Ausführliche Antwort
Die französische Weinbaulandschaft umfasst etwa 750.000 Hektar Rebfläche und produziert jährlich zwischen 40 und 48 Millionen Hektoliter – das schwankt mit den Jahrgängen erheblich, wie 2021 zeigte, als Frost die Ernte um fast 30 % reduzierte. Bordeaux ist mit rund 110.000 Hektar die größte AOC-Region und stützt sich auf maritim geprägte Assemblagen aus Cabernet Sauvignon, Merlot und Cabernet Franc. Burgund hingegen arbeitet fast monovarietal mit Pinot Noir und Chardonnay auf nur etwa 29.000 Hektar – die Knappheit erklärt die Preispolitik der Lagenweine (Climats).
Die Champagne ist das kühlste bedeutende Anbaugebiet (Durchschnittstemperatur rund 10 °C) und das einzige, das weltweit gesetzlich den Namen Champagner tragen darf – geschützt seit dem Vertrag von Madrid 1891. Die Rhône zerfällt stilistisch in zwei Welten: den nördlichen Abschnitt mit reinsortiger Syrah auf Granit (Côte-Rôtie, Hermitage) und den südlichen mit bis zu 13 erlaubten Rebsorten im Châteauneuf-du-Pape. Die Loire, mit 1.006 Kilometern Flusslauf der längste französische Fluss, bietet die größte stilistische Vielfalt: von Muscadet im atlantischen Westen über Sancerre bis zu Süßweinen aus Chenin Blanc in Vouvray.

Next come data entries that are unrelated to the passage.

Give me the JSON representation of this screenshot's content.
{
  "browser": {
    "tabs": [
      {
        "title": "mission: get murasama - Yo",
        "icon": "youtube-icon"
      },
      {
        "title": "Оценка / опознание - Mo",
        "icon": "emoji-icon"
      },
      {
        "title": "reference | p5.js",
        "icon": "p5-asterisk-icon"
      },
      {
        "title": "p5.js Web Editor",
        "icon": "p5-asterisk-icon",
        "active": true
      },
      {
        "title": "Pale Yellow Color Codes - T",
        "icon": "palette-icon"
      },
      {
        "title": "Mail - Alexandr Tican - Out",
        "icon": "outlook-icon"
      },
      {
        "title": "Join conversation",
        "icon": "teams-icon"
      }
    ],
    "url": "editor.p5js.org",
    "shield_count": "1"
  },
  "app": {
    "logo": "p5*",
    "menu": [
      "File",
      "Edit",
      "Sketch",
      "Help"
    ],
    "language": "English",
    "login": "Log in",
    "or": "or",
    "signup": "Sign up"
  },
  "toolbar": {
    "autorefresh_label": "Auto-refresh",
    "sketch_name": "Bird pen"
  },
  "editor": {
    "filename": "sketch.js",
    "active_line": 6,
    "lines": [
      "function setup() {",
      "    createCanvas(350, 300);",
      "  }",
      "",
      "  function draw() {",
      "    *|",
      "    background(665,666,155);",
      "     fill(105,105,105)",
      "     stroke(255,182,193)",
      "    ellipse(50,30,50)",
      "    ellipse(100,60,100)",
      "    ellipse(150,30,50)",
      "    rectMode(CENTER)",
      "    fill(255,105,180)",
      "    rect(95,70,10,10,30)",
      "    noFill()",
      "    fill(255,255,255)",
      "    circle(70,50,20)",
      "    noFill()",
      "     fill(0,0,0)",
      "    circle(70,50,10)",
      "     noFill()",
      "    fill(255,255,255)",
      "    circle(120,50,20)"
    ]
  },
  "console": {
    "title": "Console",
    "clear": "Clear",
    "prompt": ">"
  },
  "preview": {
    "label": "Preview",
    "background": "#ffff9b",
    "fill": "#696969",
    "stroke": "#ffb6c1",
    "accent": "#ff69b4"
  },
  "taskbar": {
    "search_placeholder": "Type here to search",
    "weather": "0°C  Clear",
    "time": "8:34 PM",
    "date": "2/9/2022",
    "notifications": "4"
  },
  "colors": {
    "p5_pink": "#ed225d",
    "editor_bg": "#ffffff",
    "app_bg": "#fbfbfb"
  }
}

Wenig bekannt ist, dass das Languedoc-Roussillon mit knapp 240.000 Hektar das flächenmäßig größte Weinbaugebiet der Welt innerhalb einer einzigen administrativen Region darstellt. Die Elsass-AOC ist zudem die einzige französische Region, in der traditionell die Rebsorte auf dem Etikett genannt wird – ein Erbe der deutschen Weinbaukultur. Der Jura kultiviert mit Savagnin und Poulsard autochthone Sorten, die anderswo praktisch nicht vorkommen.